I’ll be damned, here comes your ghost again*
I dreamed about him again last week: John. My friend’s brother, the popular teen that I crushed on through junior high and much of high school, the boy who lived in the normal home near my crazy abnormal family on the dirt road. If only he loved me, I would fit in; I’d be normal too.
In school he completely ignored me, but after school he’d sometimes take me on dirtbike rides or start up a touch football game in the yard. And once when his sister invited me to spend the night, he asked me to be his girlfriend. I was so thrilled and happy that it didn’t matter to me that he seemed mostly interested in exploring my body. It didn’t matter, in fact, until Monday morning when he broke up with me at the bus stop and then pretended he didn’t know me once we got to school.
I would love to say that I learned a painful lesson, but I needed love and approval so badly that I would do just about anything for that hope. It took several years of being his weekend girlfriend for me to give up the dream. I began to think that I was unloveable, except by losers and freaks whose problems were much worse than mine, and I was certainly never going to fit into normal society. In a small farming town, there aren’t many other options.
In last week’s dream, John and I were adults. Immediately I evaluated my life through his eyes, as I had done in high school. Was I normal? Valid? Loveable? A loser? I woke up and reminded myself of who I really am: a successful writer and business owner, married to the most wonderful man in the world, with a nice home and two beautiful daughters.
And I realized that John’s voice is one of many voices I carry around with me, voices that throughout my life have told me I’m not good, smart, thin, beautiful, normal, loveable, fun, kind, or successful enough. There are people like a man in college who sneered at me for not reading books he considered “intellectual”. There are people like my dad who could never find anything about me to love, and who disowned me sixteen years ago. These are voices of one comment or years of judgement upon me, and I carry this cacophony around with me every day.
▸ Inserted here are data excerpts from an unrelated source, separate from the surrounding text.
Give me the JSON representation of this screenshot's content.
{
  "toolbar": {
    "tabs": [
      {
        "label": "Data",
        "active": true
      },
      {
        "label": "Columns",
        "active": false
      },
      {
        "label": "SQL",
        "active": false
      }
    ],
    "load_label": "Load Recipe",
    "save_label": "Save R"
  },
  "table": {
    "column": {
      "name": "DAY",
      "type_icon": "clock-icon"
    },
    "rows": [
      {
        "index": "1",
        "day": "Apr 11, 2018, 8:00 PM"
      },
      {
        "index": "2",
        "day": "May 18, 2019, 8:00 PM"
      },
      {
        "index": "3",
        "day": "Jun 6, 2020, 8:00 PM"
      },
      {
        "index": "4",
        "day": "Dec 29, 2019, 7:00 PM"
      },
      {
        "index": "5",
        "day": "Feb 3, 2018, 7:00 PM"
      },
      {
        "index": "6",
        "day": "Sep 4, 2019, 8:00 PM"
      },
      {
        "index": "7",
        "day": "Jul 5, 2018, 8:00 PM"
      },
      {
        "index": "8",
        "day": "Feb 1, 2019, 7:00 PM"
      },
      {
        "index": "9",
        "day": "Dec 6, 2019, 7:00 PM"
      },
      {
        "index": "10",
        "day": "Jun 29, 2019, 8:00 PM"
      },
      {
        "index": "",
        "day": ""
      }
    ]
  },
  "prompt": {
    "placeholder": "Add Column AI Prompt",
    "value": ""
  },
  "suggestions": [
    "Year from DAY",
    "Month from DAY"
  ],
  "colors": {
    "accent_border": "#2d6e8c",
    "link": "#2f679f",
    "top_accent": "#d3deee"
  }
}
I am dismissing this panel of judges. These people are not qualified to assign me a value. Ancient opinions of my worth had little value then, when these people hardly knew the real me; these valuations have no bearing on who I am today. I do not need to listen to their voices any longer. I’m pulling them from my heart.
John, I release you.
Theresa, I release you.
Rick, I release you.
Lisa, I release you.
Blake, I release you.
Conrad, I release you.
Go in peace. And don’t ever come back.
* the first line of the song “Diamonds and Rust”, by Joan Baez.



Powerful post - makes me stop and think of all the people that should be released too. Aren’t dreams something?